Background: Mozambique has a shortage of primary healthcare workers, effecting the quality of primary healthcare delivery. The specific aim of the proposed research is utilizing Industrial & Systems Engineering methods, specifically discrete event simulation, to identify strategies to improve primary healthcare delivery system performance in the Sofala Province of Mozambique. To improve primary healthcare delivery and assist facility-level management with decision-making, the research team decided to study staffing level effects on patient waiting time and develop a decision support tool that determines staffing level needs to maintain an average total wait time of less than 60minutes. Methods: A discrete event simulation study was performed to model primary healthcare facility delivery systems using Arena Simulation software. What-if scenario experiments testing the impact health worker staffing level and patient demand fluctuations have on patient waiting time were designed using Statistical Analysis Software, and the experimental runs were performed using Arena Simulation Process Analyzer application.
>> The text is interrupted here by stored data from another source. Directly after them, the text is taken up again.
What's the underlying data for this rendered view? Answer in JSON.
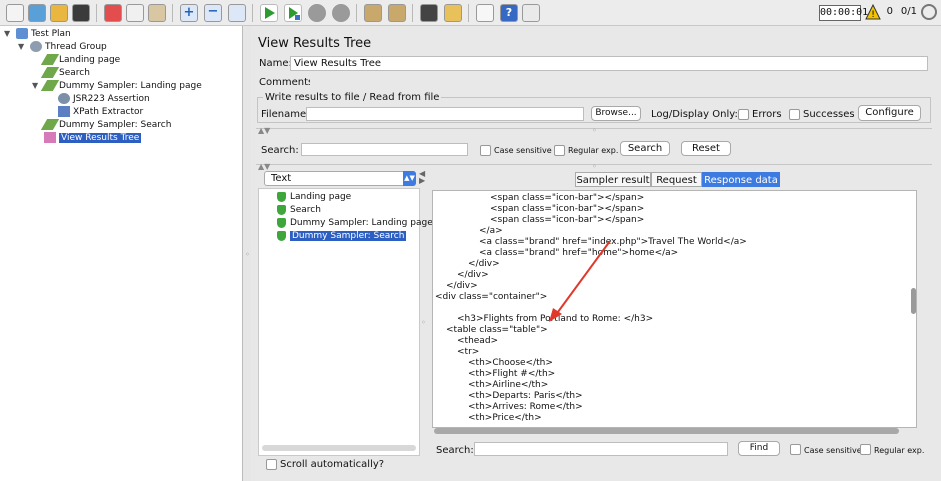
{
  "toolbar": {
    "timer": "00:00:01",
    "warning_count": "0",
    "thread_ratio": "0/1"
  },
  "tree": {
    "items": [
      {
        "label": "Test Plan"
      },
      {
        "label": "Thread Group"
      },
      {
        "label": "Landing page"
      },
      {
        "label": "Search"
      },
      {
        "label": "Dummy Sampler: Landing page"
      },
      {
        "label": "JSR223 Assertion"
      },
      {
        "label": "XPath Extractor"
      },
      {
        "label": "Dummy Sampler: Search"
      },
      {
        "label": "View Results Tree"
      }
    ]
  },
  "panel": {
    "title": "View Results Tree",
    "name_label": "Name:",
    "name_value": "View Results Tree",
    "comments_label": "Comments:",
    "write_group_label": "Write results to file / Read from file",
    "filename_label": "Filename",
    "browse_label": "Browse...",
    "log_display_label": "Log/Display Only:",
    "errors_label": "Errors",
    "successes_label": "Successes",
    "configure_label": "Configure",
    "search_label": "Search:",
    "case_sensitive_label": "Case sensitive",
    "regular_exp_label": "Regular exp.",
    "search_button": "Search",
    "reset_button": "Reset"
  },
  "results": {
    "renderer": "Text",
    "items": [
      "Landing page",
      "Search",
      "Dummy Sampler: Landing page",
      "Dummy Sampler: Search"
    ],
    "scroll_auto_label": "Scroll automatically?"
  },
  "tabs": [
    {
      "label": "Sampler result"
    },
    {
      "label": "Request"
    },
    {
      "label": "Response data"
    }
  ],
  "response": {
    "lines": [
      "<span class=\"icon-bar\"></span>",
      "<span class=\"icon-bar\"></span>",
      "<span class=\"icon-bar\"></span>",
      "</a>",
      "<a class=\"brand\" href=\"index.php\">Travel The World</a>",
      "<a class=\"brand\" href=\"home\">home</a>",
      "</div>",
      "</div>",
      "</div>",
      "<div class=\"container\">",
      "",
      "<h3>Flights from Portland to Rome: </h3>",
      "<table class=\"table\">",
      "<thead>",
      "<tr>",
      "<th>Choose</th>",
      "<th>Flight #</th>",
      "<th>Airline</th>",
      "<th>Departs: Paris</th>",
      "<th>Arrives: Rome</th>",
      "<th>Price</th>"
    ],
    "search_label": "Search:",
    "find_label": "Find",
    "case_sensitive_label": "Case sensitive",
    "regular_exp_label": "Regular exp."
  },
  "colors": {
    "selection": "#2d5fc2",
    "active_tab": "#3d7be0",
    "arrow": "#e0392b",
    "success": "#3ea63a"
  }
}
Minitab was used to perform a regression analysis to find mathematical models of wait time as a function of patient demand and staffing levels. Results: The mathematical relationship of health worker staffing and patient demand levels with average patient wait time was estimated using regression analysis. The number of staff required to provide services was the aggregate of staffing needed for all patient types of a given facility. This approach produced staffing and wait time results that could not be validated and used to create a spreadsheet-based decision support tool. Conclusion: The spreadsheet-based decision support tool aimed to bridge the gap between industrial and systems engineering methods and healthcare stakeholder knowledge of these methods while promoting implementation by allowing decision makers to perform simulations through a user-friendly tool. Although the proposed approach described in this study could not be validated, this method is beneficial when attempting to evaluate performance improvement strategy impacts on measures of performance. To create the spreadsheet-based decision support tool, it is recommended that an alternative approach be used to determine the relationship between wait time, patient demand, and staffing levels, such as queuing analysis.